When there are misunderstandings, the main goal is to find a solution, not to win. How to find it? The most reliable way is to look for leadership and apply it. The initiative in this should be shown before men. Instead of immediately expressing your categorical view of the problem, why don’t you look at her from your wife’s point of view? Urgently try to take care not only about your interests, but also about your spouse’s interests.
When the thoughts and actions of a person begin to control the affected feelings and uncontrolled emotions, the situation is only more complicated. However, the willingness to change leads to the world and consent, and also brings a blessing
Without a doubt, everyone needs to learn peacefully, to settle misunderstandings, even if you have to give up their own preferences for this. Of course, sometimes you will say what you will regret. In such cases, ask for forgiveness. Do not give up. And over time, you and your marital partner will probably become easier to settle a misunderstanding.
Today there is a lot of what can make tension into family relationships. Some men do not take responsibility. Some women refuse to recognize her husband’s leadership. There are spouses in which one partner experiences violence from another. In addition, economic problems, human imperfection and the spirit of the world with its immorality and distorted values may be devoted.

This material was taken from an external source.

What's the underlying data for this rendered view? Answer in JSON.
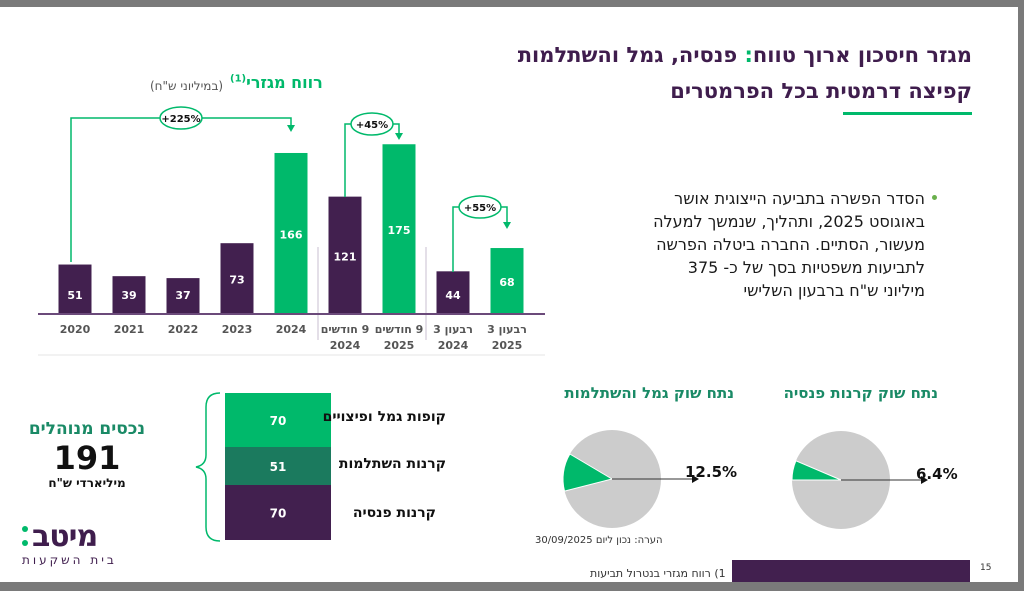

In addition, women have a remarkable ability to give birth to children, and in our imperishable state, this causes them great physical suffering. Women of childbearing age can regularly experience physical inconvenience. Of course, they need special care and attention when such inconvenience demolition and when they experience the exhausting period of pregnancy and the birth of a child. A husband who shows an honor to his wife and understands what support she needs greatly contributes to happiness in her marriage.
Three steps to help prevent the dispute
Listen to your spouse;
Respect him // her words with love;
What can you do now
Put the following questions to your marital partner and, without interrupting it, listen to the answers. Then, he can do the same.
Do I have a tendency to disputes?
Or I listen to you when you put it, or I answer immediately without allowing you to finish?
Do you feel in my words indifference or anger?
What can we do to improve the manner of communication, especially when there is a different look at the problem?